一股闷气直冲喉口,温纾莱撂筷子:“你凭什么更改我的行程?”
她的诘问,她的怒怨,宗昂统统淡然应对:“我没有别的意思,只是想去和叔叔阿姨打个招呼。”
温纾莱平直地看着他,宗昂还在往汤勺里夹菜,“上午你在墓园遇到的那个男生。”后撩她一眼,“是谁?”
温纾莱已经不会再问他又是怎么知道的,宗昂就那些污糟手段。
她故意说:“朋友。”给韩子彦冠以一个身份。
“什么朋友?”宗昂问。夹满的菜又落进温纾莱碗里。
“你觉得是什么朋友?”温纾莱挂了脸,在这个一年当中最为暗潮的日子,她没有个好脾气,“你那么厉害,自己去查啊。”
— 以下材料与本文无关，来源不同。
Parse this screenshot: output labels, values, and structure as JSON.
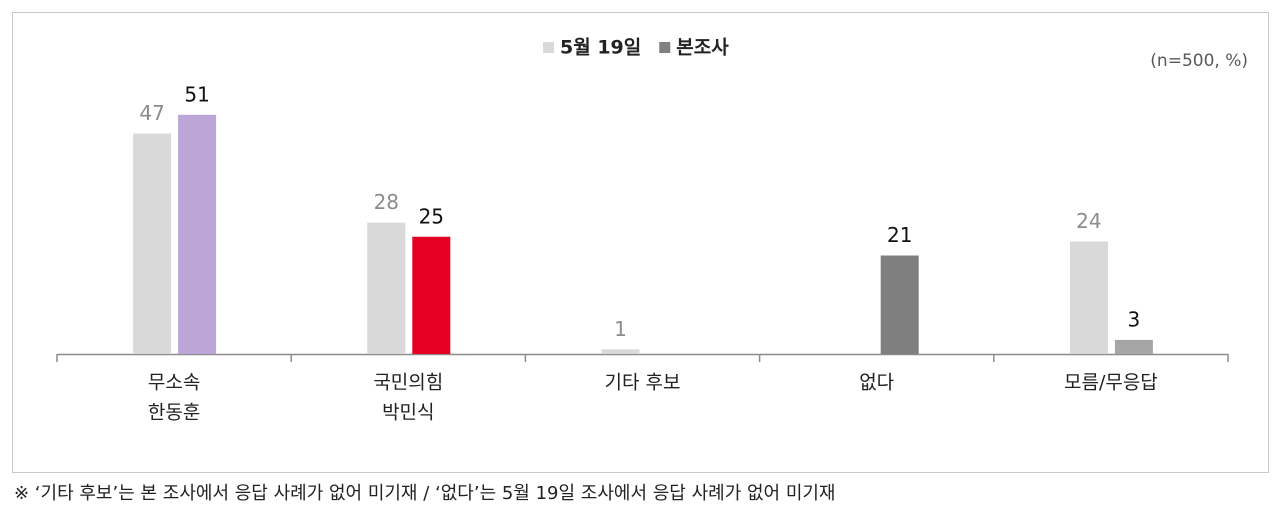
{
  "chart_data": {
    "type": "bar",
    "note": "(n=500, %)",
    "footnote": "※ ‘기타 후보’는 본 조사에서 응답 사례가 없어 미기재 / ‘없다’는 5월 19일 조사에서 응답 사례가 없어 미기재",
    "categories": [
      [
        "무소속",
        "한동훈"
      ],
      [
        "국민의힘",
        "박민식"
      ],
      [
        "기타 후보"
      ],
      [
        "없다"
      ],
      [
        "모름/무응답"
      ]
    ],
    "series": [
      {
        "name": "5월 19일",
        "color": "#d9d9d9",
        "values": [
          47,
          28,
          1,
          null,
          24
        ]
      },
      {
        "name": "본조사",
        "color": "#808080",
        "values": [
          51,
          25,
          null,
          21,
          3
        ],
        "colors": [
          "#bba6d7",
          "#e60023",
          null,
          "#7f7f7f",
          "#a6a6a6"
        ]
      }
    ],
    "legend": "top"
  }
}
他的宝贝好生气,为了一个外人,一个男人。宗昂眼底划过一丝阴霾,他掩藏良好,笑着哄道:“不查,你别凶我。”
温纾莱皮笑肉不笑的咧了咧唇角,满腔的讥刺。
后面两个人就没再讲话,一顿夜宵在寂静中吃完。
回到酒店,宗昂将温纾莱订的单人间升级成套房,酒店服务人员把温纾莱的一应物品转换到套房内。
温纾莱下午睡到晚上的那一觉里梦境不断,光怪陆离,醒来从身到心都累得慌,这会儿快凌晨两点钟,她困得眼皮子打架。
她强撑着去洗了个澡,冲掉沾上的火锅味。宗昂在另一个浴室洗完,温纾莱洗完出去,他正坐在床边等她。
露着肌肉清健的上半身,下半身穿着一条黑色运动短裤,两条长腿岔开。见到她,他往边上一扔手机,对她张开双臂。
温纾莱忽视他索抱的手势,绕到另一边掀开被子上床,背对宗昂躺下睡觉。
宗昂不无失落,但他很快重振旗鼓,关掉床头灯,也躺下去在后面环腰搂起温纾莱。
被子下,两具身体绞缠的无比契合,来自宗昂胸膛的热度源源不绝涌向温纾莱,他灼热的鼻息也穿过她密匝匝的发丝扑在她颈后。